I asked over and over again if he was mine. I went under anesthesia with a baby in my belly, and when I woke up, he was fully formed outside of me. I had no memory of his birthing experience. I wasn’t present for any aspect of it. I was terrified that my baby had died, and they were just pretending this baby was mine until I was coherent enough to hear the bad news. I even remember asking his dad, “How do I know you’re not holding his stuffed monkey, pretending it’s my baby? Maybe I’m in shock. How do I know?”
My son was born healthy, thank god. At just over five pounds, there were still questions about whether or not he would have to go to NICU, but were able to keep him in the room with us throughout that first night. He never needed medical interventions, and just three days later, we were able to take him home.
The physical recovery was intense—this wasn’t a planned C-Section, so my surgery wasn’t neat and tidy, and my unwillingness to take painkillers once I was home made my recovery more challenging. But the emotional toll of this experience was far more profound. It took me almost two years to even begin to process the trauma of his childbirth.

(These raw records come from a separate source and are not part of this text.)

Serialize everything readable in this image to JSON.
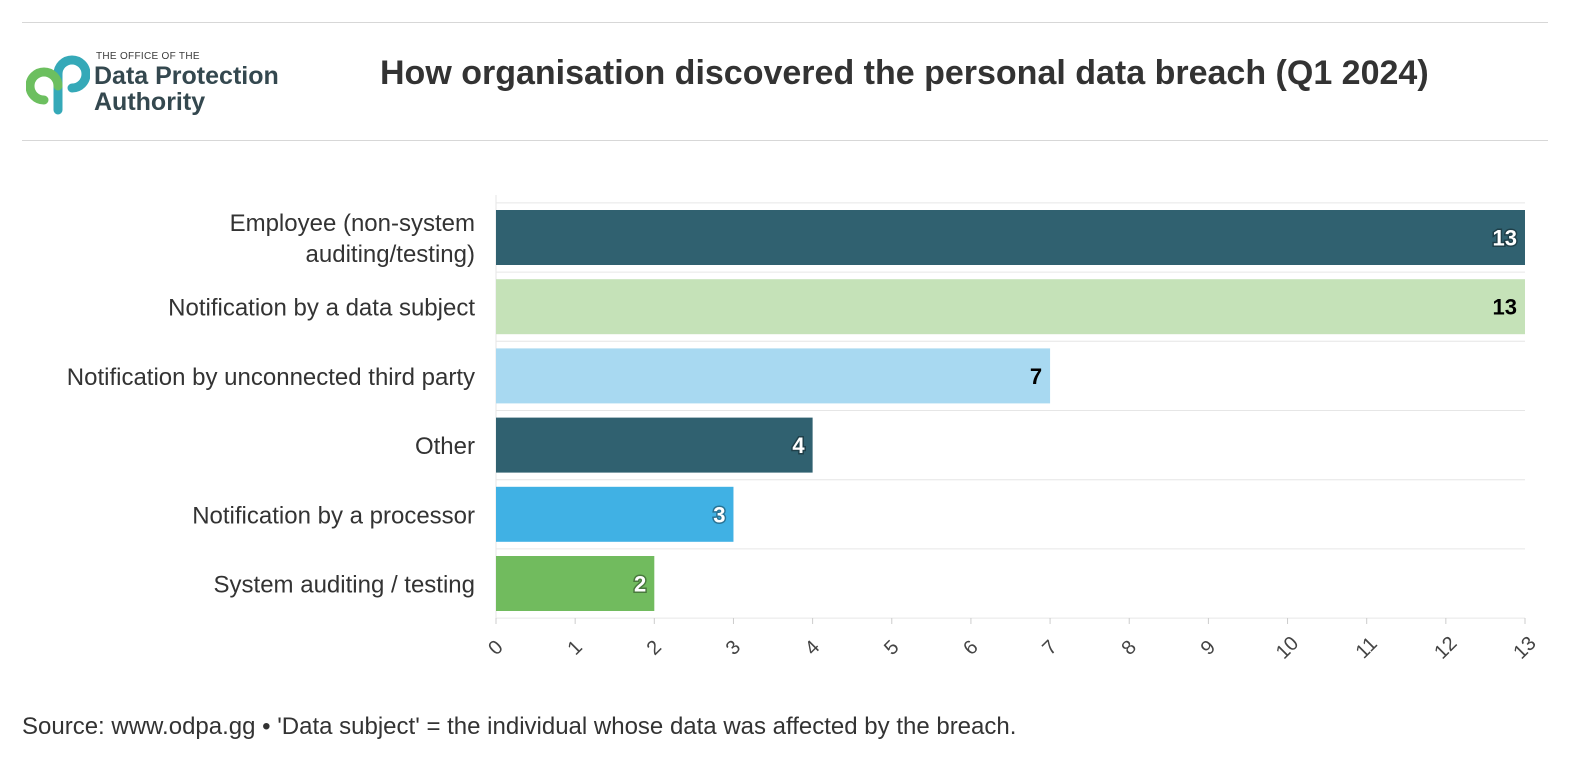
{
  "header": {
    "logo_small": "THE OFFICE OF THE",
    "logo_line1": "Data Protection",
    "logo_line2": "Authority",
    "title": "How organisation discovered the personal data breach (Q1 2024)"
  },
  "footer": {
    "source": "Source: www.odpa.gg • 'Data subject' = the individual whose data was affected by the breach."
  },
  "chart_data": {
    "type": "bar",
    "orientation": "horizontal",
    "title": "How organisation discovered the personal data breach (Q1 2024)",
    "categories": [
      [
        "Employee (non-system",
        "auditing/testing)"
      ],
      [
        "Notification by a data subject"
      ],
      [
        "Notification by unconnected third party"
      ],
      [
        "Other"
      ],
      [
        "Notification by a processor"
      ],
      [
        "System auditing / testing"
      ]
    ],
    "values": [
      13,
      13,
      7,
      4,
      3,
      2
    ],
    "colors": [
      "#306170",
      "#c5e2b8",
      "#a8d9f1",
      "#306170",
      "#40b1e4",
      "#71bb5e"
    ],
    "label_colors": [
      "#ffffff",
      "#000000",
      "#000000",
      "#ffffff",
      "#ffffff",
      "#ffffff"
    ],
    "xlim": [
      0,
      13
    ],
    "xticks": [
      0,
      1,
      2,
      3,
      4,
      5,
      6,
      7,
      8,
      9,
      10,
      11,
      12,
      13
    ],
    "grid": true,
    "data_labels": true,
    "legend": "none"
  }
}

By the time he was born, I knew that my marriage was over, and I would not have another child. It took me a long time to accept that the only birthing experience I would have was this one, wrapped in fear, pain, and loneliness. I also felt guilty for how much I was grieving, considering I had a healthy, happy child. Even allowing myself to have that grieving experience was a challenge; I told myself I had nothing to complain about. Still, my body insisted I had to acknowledge the pain and sadness, and I mourned for the birth story I did not get to have while reveling in the joy that was my new baby. It was a messy and complicated time period.

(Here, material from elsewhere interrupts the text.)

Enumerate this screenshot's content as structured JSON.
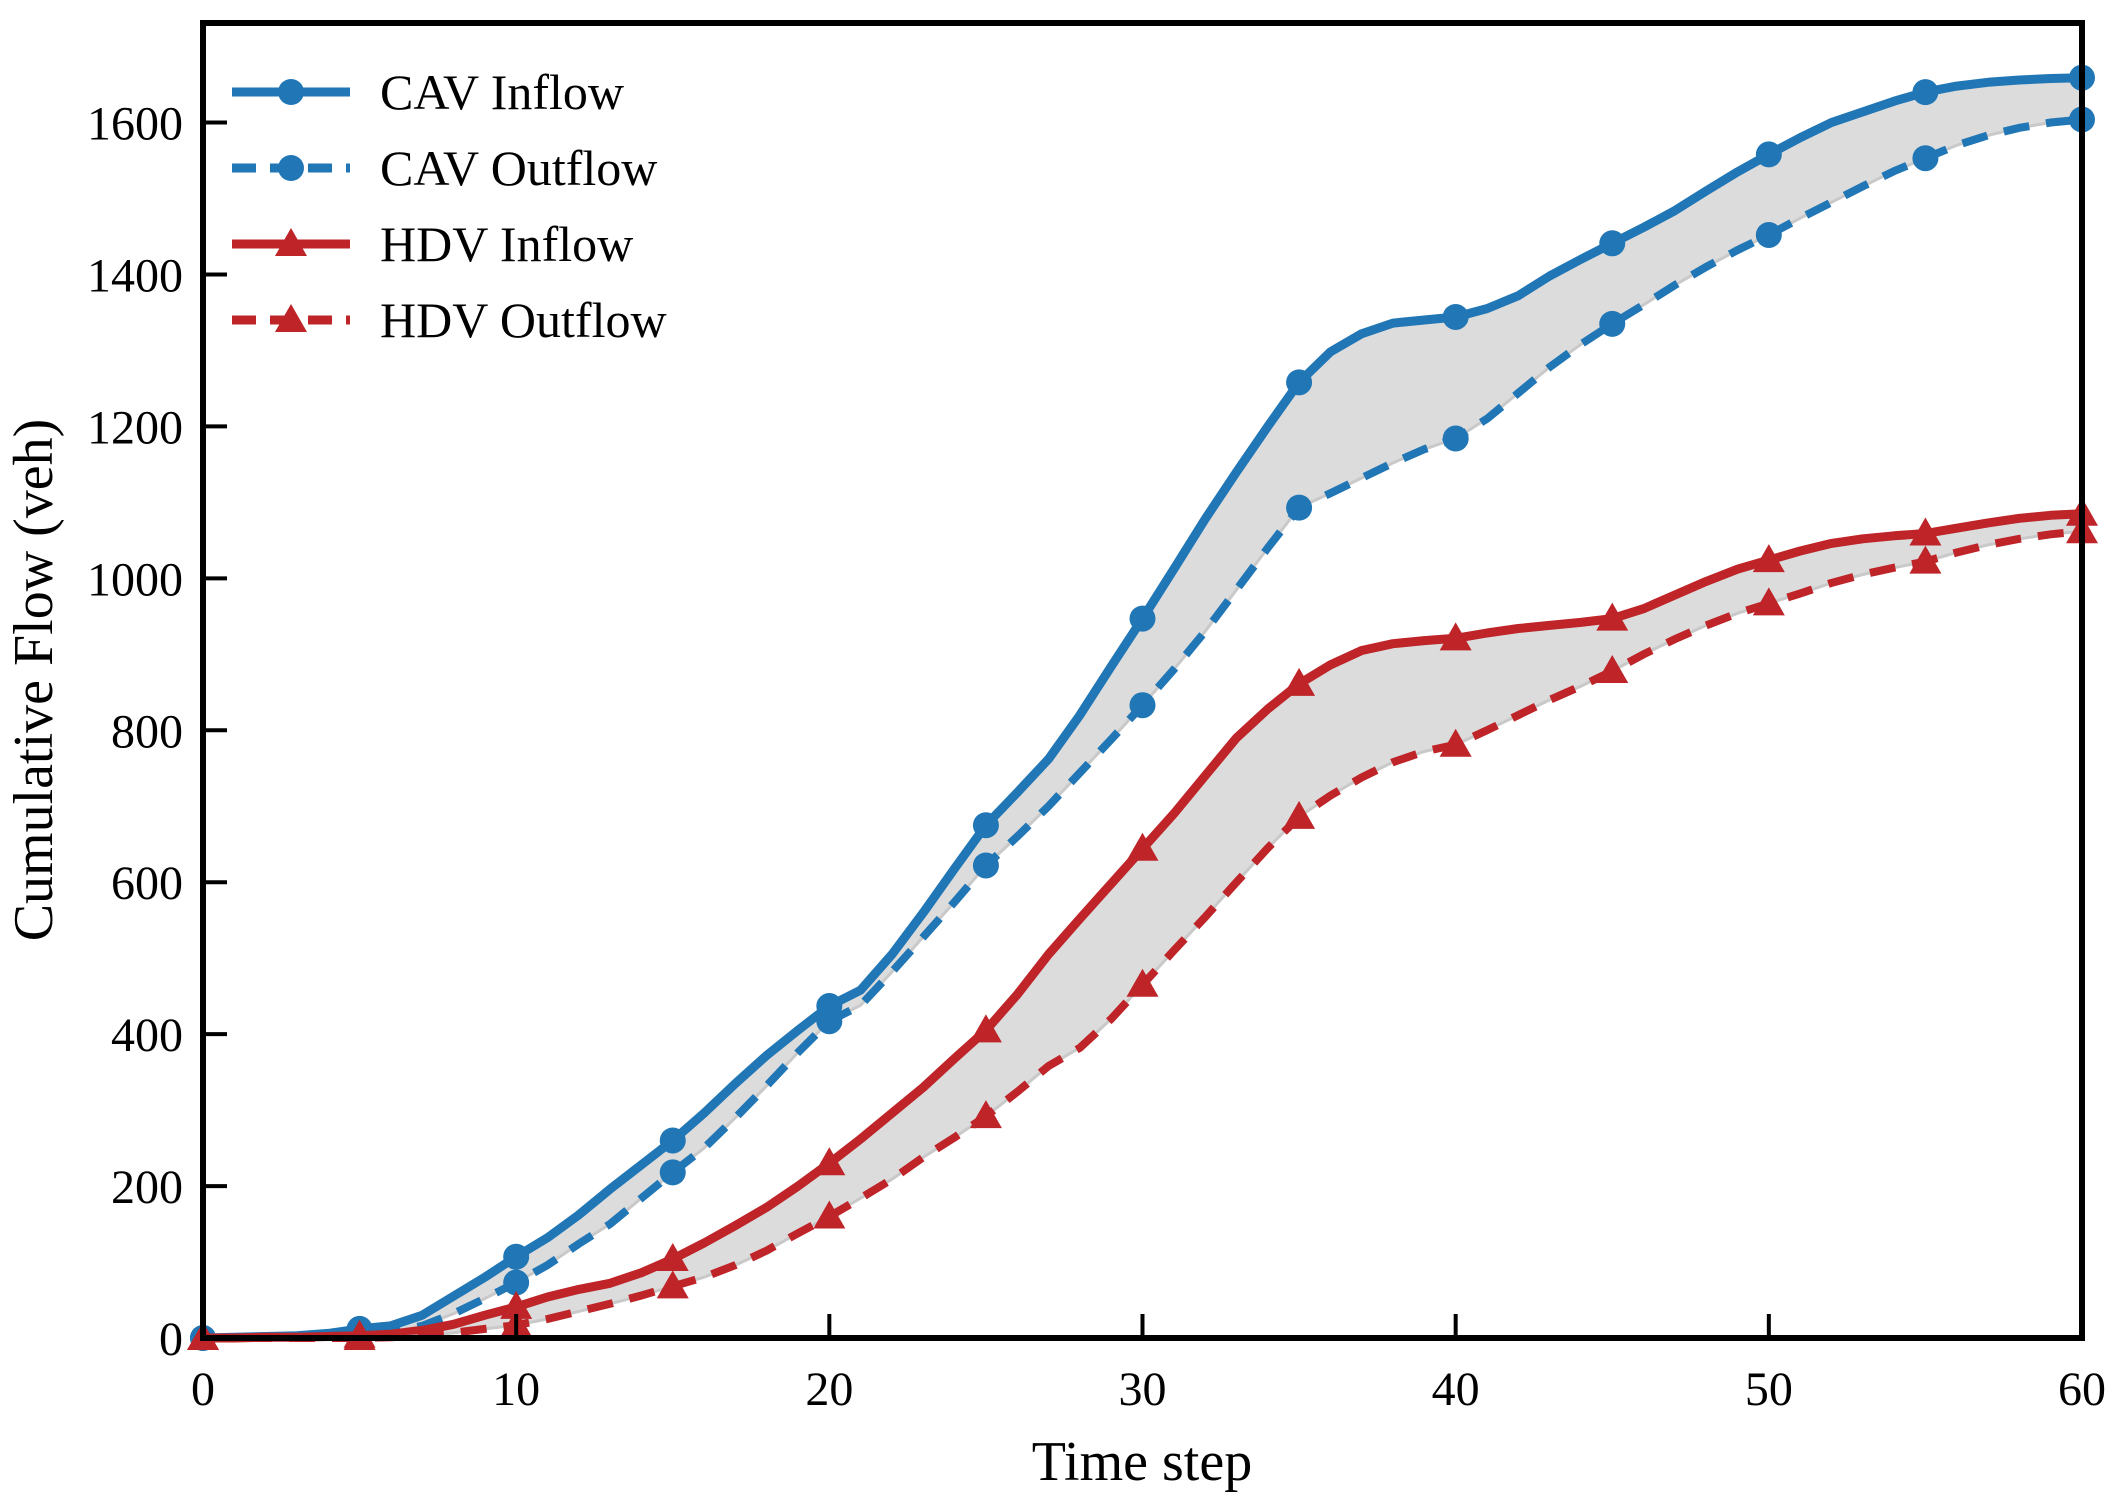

I felt incredibly alone. I had no one to talk to, and didn’t know if anyone else felt like me about their birth experience. Any time someone would ask, I’d just say, “It didn’t go as planned, but he’s healthy and that’s all that matters.” It felt shameful and embarrassing, that my body was unable to provide my baby with the right conditions for a peaceful birth. I was also soon in the middle of a divorce, so there wasn’t space to process this in therapy, with everything else going on.

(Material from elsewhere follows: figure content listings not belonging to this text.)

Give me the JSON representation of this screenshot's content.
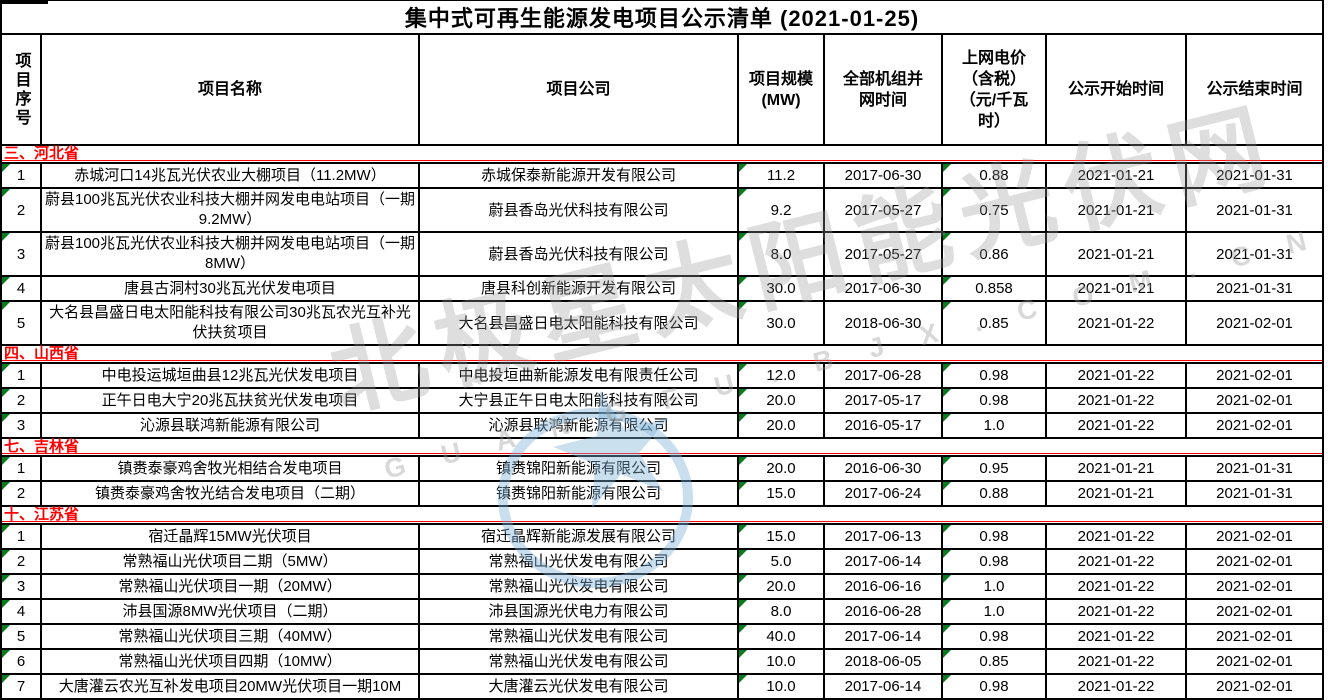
{
  "title": "集中式可再生能源发电项目公示清单 (2021-01-25)",
  "columns": [
    "项目序号",
    "项目名称",
    "项目公司",
    "项目规模\n(MW)",
    "全部机组并\n网时间",
    "上网电价\n（含税）\n（元/千瓦\n时）",
    "公示开始时间",
    "公示结束时间"
  ],
  "sections": [
    {
      "label": "三、河北省",
      "rows": [
        [
          "1",
          "赤城河口14兆瓦光伏农业大棚项目（11.2MW）",
          "赤城保泰新能源开发有限公司",
          "11.2",
          "2017-06-30",
          "0.88",
          "2021-01-21",
          "2021-01-31"
        ],
        [
          "2",
          "蔚县100兆瓦光伏农业科技大棚并网发电电站项目（一期9.2MW）",
          "蔚县香岛光伏科技有限公司",
          "9.2",
          "2017-05-27",
          "0.75",
          "2021-01-21",
          "2021-01-31"
        ],
        [
          "3",
          "蔚县100兆瓦光伏农业科技大棚并网发电电站项目（一期8MW）",
          "蔚县香岛光伏科技有限公司",
          "8.0",
          "2017-05-27",
          "0.86",
          "2021-01-21",
          "2021-01-31"
        ],
        [
          "4",
          "唐县古洞村30兆瓦光伏发电项目",
          "唐县科创新能源开发有限公司",
          "30.0",
          "2017-06-30",
          "0.858",
          "2021-01-21",
          "2021-01-31"
        ],
        [
          "5",
          "大名县昌盛日电太阳能科技有限公司30兆瓦农光互补光伏扶贫项目",
          "大名县昌盛日电太阳能科技有限公司",
          "30.0",
          "2018-06-30",
          "0.85",
          "2021-01-22",
          "2021-02-01"
        ]
      ]
    },
    {
      "label": "四、山西省",
      "rows": [
        [
          "1",
          "中电投运城垣曲县12兆瓦光伏发电项目",
          "中电投垣曲新能源发电有限责任公司",
          "12.0",
          "2017-06-28",
          "0.98",
          "2021-01-22",
          "2021-02-01"
        ],
        [
          "2",
          "正午日电大宁20兆瓦扶贫光伏发电项目",
          "大宁县正午日电太阳能科技有限公司",
          "20.0",
          "2017-05-17",
          "0.98",
          "2021-01-22",
          "2021-02-01"
        ],
        [
          "3",
          "沁源县联鸿新能源有限公司",
          "沁源县联鸿新能源有限公司",
          "20.0",
          "2016-05-17",
          "1.0",
          "2021-01-22",
          "2021-02-01"
        ]
      ]
    },
    {
      "label": "七、吉林省",
      "rows": [
        [
          "1",
          "镇赉泰豪鸡舍牧光相结合发电项目",
          "镇赉锦阳新能源有限公司",
          "20.0",
          "2016-06-30",
          "0.95",
          "2021-01-21",
          "2021-01-31"
        ],
        [
          "2",
          "镇赉泰豪鸡舍牧光结合发电项目（二期）",
          "镇赉锦阳新能源有限公司",
          "15.0",
          "2017-06-24",
          "0.88",
          "2021-01-21",
          "2021-01-31"
        ]
      ]
    },
    {
      "label": "十、江苏省",
      "rows": [
        [
          "1",
          "宿迁晶辉15MW光伏项目",
          "宿迁晶辉新能源发展有限公司",
          "15.0",
          "2017-06-13",
          "0.98",
          "2021-01-22",
          "2021-02-01"
        ],
        [
          "2",
          "常熟福山光伏项目二期（5MW）",
          "常熟福山光伏发电有限公司",
          "5.0",
          "2017-06-14",
          "0.98",
          "2021-01-22",
          "2021-02-01"
        ],
        [
          "3",
          "常熟福山光伏项目一期（20MW）",
          "常熟福山光伏发电有限公司",
          "20.0",
          "2016-06-16",
          "1.0",
          "2021-01-22",
          "2021-02-01"
        ],
        [
          "4",
          "沛县国源8MW光伏项目（二期）",
          "沛县国源光伏电力有限公司",
          "8.0",
          "2016-06-28",
          "1.0",
          "2021-01-22",
          "2021-02-01"
        ],
        [
          "5",
          "常熟福山光伏项目三期（40MW）",
          "常熟福山光伏发电有限公司",
          "40.0",
          "2017-06-14",
          "0.98",
          "2021-01-22",
          "2021-02-01"
        ],
        [
          "6",
          "常熟福山光伏项目四期（10MW）",
          "常熟福山光伏发电有限公司",
          "10.0",
          "2018-06-05",
          "0.85",
          "2021-01-22",
          "2021-02-01"
        ],
        [
          "7",
          "大唐灌云农光互补发电项目20MW光伏项目一期10M",
          "大唐灌云光伏发电有限公司",
          "10.0",
          "2017-06-14",
          "0.98",
          "2021-01-22",
          "2021-02-01"
        ]
      ]
    }
  ],
  "watermark": {
    "brand": "北极星太阳能光伏网",
    "url": "G U A N G F U . B J X . C O M . C N",
    "star_icon": "★"
  },
  "colors": {
    "sectionRed": "#ff0000",
    "triangleGreen": "#0a7a1e",
    "wmGray": "#9a9a9a",
    "wmBlue": "#7fb2d9",
    "borderBlack": "#000000"
  }
}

I finally opened up about childbirth with a therapist after my divorce was final. Just acknowledging the complexity of how I felt and remembered the experience was incredibly cathartic. Saying out loud, “I am beyond grateful, and I am still grieving” was the first step in my own healing. Up until now, I wasn’t in a place to talk about any of this publicly. In fact, I’ve had this sitting in draft for more than three months. I’m sharing this now because I finally feel like I can, and because if you have felt like this about any aspect of your birthing experience, you are not alone. However you feel, I want you to know that you have permission to feel it, talk about it, and grieve for it.
There is room for gratitude and grief. There is room for joy and mourning. There is room for hope and sadness. But this is no place for shame, guilt, or embarrassment. More than anything, that is what I want you to know. Your story is not a reflection on you, your worth, your value, or your parenting. It is simply how it happened.
This was surprisingly hard to write, I’ll be honest. It’s been eight years and my son is now tall and strong, smart and funny, hopelessly annoying and my greatest source of pride. I’m grateful for him every single day, and I’d go through his birth day a thousand times over just to have him in our world. And yet, it’s still hard to think about that day, and when I do, I still feel echoes of grief and pain.
I’m allowing these feelings to come up, to be acknowledged, and to hold space for that within my gratitude. There has to be room for both, and I know now that one does not take away from the other. If this is you in any way, I hope that you can recognize the same.